O Distrito Federal não figura entre as unidades federativas nas quais constam as maiores quantidades absolutas de suicídio, todavia, entre as causas de mortes na região, o suicídio está como a terceira maior causa (figura 1). Com efeito, a causa de morte violenta suicídio se aproxima da quantidade de homicídios. Ora, de 2021 para 2022 a causa homicídio reduziu 11,8%, enquanto a suicídio aumentou 23,8%. Nesse período, para cada 10 ocorrências de crimes de mortes, a PCDF teve que apurar 2 casos de suicídio. A média mensal de registros passou de 16 para 19, com uma frequência recorrente ao longo dos dias (figura 2). Como se observa, o aumento de suicídios impacta nas atividades da PCDF, visto que, por se tratarem de mortes violentas, necessitam da atuação dos serviços investigativos e periciais para excluir qualquer possibilidade de outro crime violento.

 

 

 

 

 

Figura 2: Frequência de ocorrências de suicídio, por dia, no Distrito Federal. Fonte: DGI/DATE/PCDF

Em âmbito nacional, também se constata que, na maioria dos estados brasileiros, considerável parte das mortes violentas tem como causa o suicídio. Conforme dados do Anuário Brasileiro de Segurança Pública 2022, em 2020, o número de suicídios já era um terço dos de homicídios (figura 3). Há estados em que os casos de suicídio superam os de homicídio, como Santa Catarina e Rondônia. O comparativo dos dígitos de suicídios com os de homicídios servem como alerta; afinal, o Brasil é o país recordista em quantidade absoluta de homicídios, sendo que em 2020 concentrou 20,5% dos casos conhecidos que foram cometidos no planeta[2]. Com efeito, a aproximação dos números de suicídio aos de homicídio aponta para outras faces da violência, o que precisa ser objeto dos órgãos de segurança pública, como as polícias que lidam diretamente com os casos de suicídios.

 

Figura 3: Comparativo homicídio e suicídio Brasil – 2020. Fonte: ANUÁRIO BRASILEIRO DE SEGURANÇA PÚBLICA 2022 (FBSP)

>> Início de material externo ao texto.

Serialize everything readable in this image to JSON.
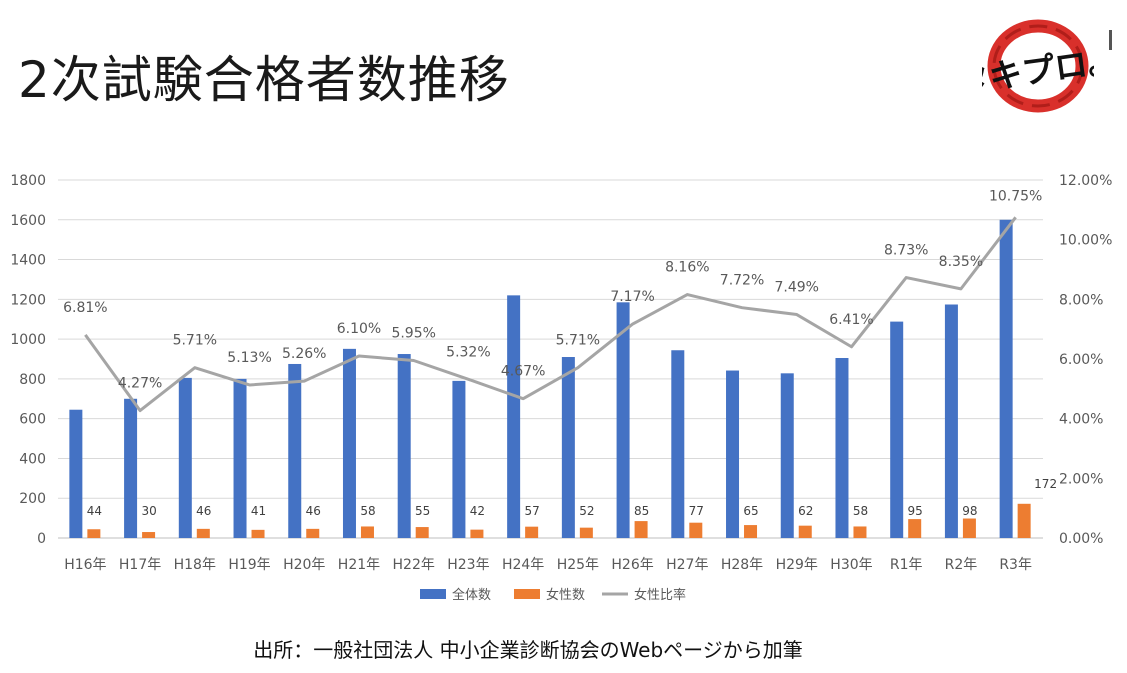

Desse modo, a despeito de a atuação dos órgãos de segurança pública em casos de suicídios não possuir precipuamente caráter preventivo, ela colabora para esclarecimentos das circunstância dos eventos. Por exemplo, por meio das atividades investigativas e periciais se pode avaliar, de forma agregada, o perfil das vítimas, as circunstâncias, os meios empregados para as execuções. A partir disso, é possível observar padrões e frequências de suicídio; conforme pessoas vitimadas, regiões, períodos e correlação com outros eventos. Esses números de suicídio apurados pelos órgãos de segurança pública dizem mais do que tragédias individuais.

O sucídio é um problema de saúde pública no Brasil, o qual traz desafios para diversos setores da sociedade. Para o campo da segurança pública, além das atividades investigativas e periciais, deveriam ser fomentadas ferramentas para melhoria dos registros policiais e o fornecimento de dados estatísticos relacionados aos suicídios, o que é necessário para o conhecimento desse problema social. É fato. O número de suicídios no Brasil já demonstra padrões, o que sugere que esse drama não pode visto somente pelo prisma do indivíduo. Portanto, dados agregados dos boletins de ocorrências, dos inquéritos e das perícias podem dar luzes para a elaboração de políticas preventivas no enfrentamento do suicídio.